03.15.08
Evolution Overdrive (the eonic version)
Conversation: Evolution OverdriveVolume 61 Number 2, March/April 2008
The human genome is changing faster than ever
While it is of tremendous interest to study the genetic compoent of ‘recent’ evolution, the fact remains that human evolution began to go in a different direction in the wake of the Great Explosion (ca. 50000 years ago), especially with the Neolithic/Rise of Civilization. And this is driven by a different form of (macro) evolution visible in the dramatic, and decisive, evidence of the so-called Eonic Effect.
(Courtesy John Hawks)
Human evolution has been gathering speed for the past 50,000 years,
and today natural selection may be changing the human genome faster than ever according to John Hawks of the University of Wisconsin and author of the best paleoanthropology blog on the web (johnhawks.net/weblog). Hawks led a study that examined genetic variability around the world and found that adaptive mutations have been accumulating at an increasing pace as the world’s population grows. Hawks spoke with ARCHAEOLOGY’s Zach Zorich about race, breeding with Neanderthals, and Zach’s lousy education.
When I was in school I learned that human evolution had stopped because our population is too large.
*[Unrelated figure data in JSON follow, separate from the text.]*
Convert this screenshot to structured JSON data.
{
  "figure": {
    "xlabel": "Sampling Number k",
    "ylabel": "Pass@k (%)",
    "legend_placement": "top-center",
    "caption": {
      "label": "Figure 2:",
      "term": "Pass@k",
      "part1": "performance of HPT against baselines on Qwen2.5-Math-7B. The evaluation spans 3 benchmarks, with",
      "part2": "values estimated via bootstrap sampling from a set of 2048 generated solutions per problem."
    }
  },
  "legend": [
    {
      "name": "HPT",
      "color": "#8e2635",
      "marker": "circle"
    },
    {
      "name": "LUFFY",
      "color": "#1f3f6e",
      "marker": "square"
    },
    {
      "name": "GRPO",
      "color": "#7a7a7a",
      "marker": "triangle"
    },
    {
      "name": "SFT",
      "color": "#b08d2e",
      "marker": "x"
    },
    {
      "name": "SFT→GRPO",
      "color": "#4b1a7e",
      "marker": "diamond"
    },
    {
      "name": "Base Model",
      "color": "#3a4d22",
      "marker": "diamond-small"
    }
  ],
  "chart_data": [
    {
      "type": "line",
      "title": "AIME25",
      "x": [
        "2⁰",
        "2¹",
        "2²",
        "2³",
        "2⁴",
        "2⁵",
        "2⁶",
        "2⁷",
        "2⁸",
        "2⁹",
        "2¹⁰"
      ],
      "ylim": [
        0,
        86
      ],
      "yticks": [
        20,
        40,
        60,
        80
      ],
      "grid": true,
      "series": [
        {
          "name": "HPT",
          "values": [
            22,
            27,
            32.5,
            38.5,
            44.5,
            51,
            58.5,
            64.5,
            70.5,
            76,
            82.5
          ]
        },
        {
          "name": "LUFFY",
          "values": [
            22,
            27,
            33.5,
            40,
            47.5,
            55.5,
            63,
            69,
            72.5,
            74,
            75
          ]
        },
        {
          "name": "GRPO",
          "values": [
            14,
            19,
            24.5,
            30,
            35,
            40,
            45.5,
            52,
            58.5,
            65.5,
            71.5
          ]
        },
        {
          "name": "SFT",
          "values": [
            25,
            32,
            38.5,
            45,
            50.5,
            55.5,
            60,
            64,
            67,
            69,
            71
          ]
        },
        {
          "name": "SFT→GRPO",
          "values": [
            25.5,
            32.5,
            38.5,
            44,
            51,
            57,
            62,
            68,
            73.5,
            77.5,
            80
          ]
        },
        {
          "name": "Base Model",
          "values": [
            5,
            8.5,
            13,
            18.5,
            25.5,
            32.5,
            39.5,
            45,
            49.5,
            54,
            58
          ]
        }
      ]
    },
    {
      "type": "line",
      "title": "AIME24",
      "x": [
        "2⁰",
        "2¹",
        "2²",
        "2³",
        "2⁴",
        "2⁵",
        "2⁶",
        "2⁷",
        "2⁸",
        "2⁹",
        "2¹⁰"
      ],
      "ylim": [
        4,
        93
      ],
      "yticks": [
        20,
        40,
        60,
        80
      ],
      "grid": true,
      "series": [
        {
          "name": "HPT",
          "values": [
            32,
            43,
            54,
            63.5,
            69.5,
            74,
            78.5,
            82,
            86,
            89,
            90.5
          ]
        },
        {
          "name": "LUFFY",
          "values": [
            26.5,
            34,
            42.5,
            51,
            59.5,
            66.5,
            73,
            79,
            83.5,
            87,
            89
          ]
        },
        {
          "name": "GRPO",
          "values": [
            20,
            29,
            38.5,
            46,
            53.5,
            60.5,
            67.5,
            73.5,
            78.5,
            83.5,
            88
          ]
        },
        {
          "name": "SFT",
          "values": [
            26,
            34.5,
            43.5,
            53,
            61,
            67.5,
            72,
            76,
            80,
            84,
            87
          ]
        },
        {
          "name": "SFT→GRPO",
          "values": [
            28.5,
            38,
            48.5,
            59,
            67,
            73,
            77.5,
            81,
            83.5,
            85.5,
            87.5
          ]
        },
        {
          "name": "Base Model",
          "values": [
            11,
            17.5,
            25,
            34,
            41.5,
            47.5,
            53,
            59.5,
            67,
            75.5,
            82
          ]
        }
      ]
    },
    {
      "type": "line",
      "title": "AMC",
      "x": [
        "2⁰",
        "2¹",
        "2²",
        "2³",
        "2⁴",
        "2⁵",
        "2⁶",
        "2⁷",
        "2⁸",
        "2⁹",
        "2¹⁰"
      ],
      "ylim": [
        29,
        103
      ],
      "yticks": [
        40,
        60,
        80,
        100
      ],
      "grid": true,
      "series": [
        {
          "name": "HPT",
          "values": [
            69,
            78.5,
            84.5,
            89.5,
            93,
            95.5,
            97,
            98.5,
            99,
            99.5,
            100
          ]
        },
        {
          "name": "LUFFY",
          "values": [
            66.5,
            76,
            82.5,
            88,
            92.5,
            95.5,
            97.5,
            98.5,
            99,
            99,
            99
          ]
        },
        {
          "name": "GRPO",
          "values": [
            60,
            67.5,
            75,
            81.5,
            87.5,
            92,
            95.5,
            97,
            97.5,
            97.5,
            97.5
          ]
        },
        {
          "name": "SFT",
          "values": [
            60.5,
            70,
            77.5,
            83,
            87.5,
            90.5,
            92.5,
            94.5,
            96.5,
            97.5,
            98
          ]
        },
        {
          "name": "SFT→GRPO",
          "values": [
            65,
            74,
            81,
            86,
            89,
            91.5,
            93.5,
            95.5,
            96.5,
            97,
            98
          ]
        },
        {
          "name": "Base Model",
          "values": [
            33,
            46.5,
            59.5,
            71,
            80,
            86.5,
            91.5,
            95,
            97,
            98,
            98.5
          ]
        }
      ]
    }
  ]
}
Yeah, they were all wrong [laughs]. A lot of people were saying that, especially in the 1960s and 70s there were a lot of anthropologists who studied the past who said look, 30,000 years ago modern humans are essentially in place and we know that people in the world today have ancestry that goes back at least that far. Australians have ancestors 30,000 years ago in Australia…so the idea that you could have rapid global changes across the last 30,000 years seemed unlikely. What people were not considering is the demographic change. There are so many more people that the chances for really favorable strong mutations becomes very high. That’s an old idea. Its something that Darwin pointed out, if you have lots of individuals you could have rare mutations that were advantageous. But people didn’t put it together with the human historical and archaeological record of population growth.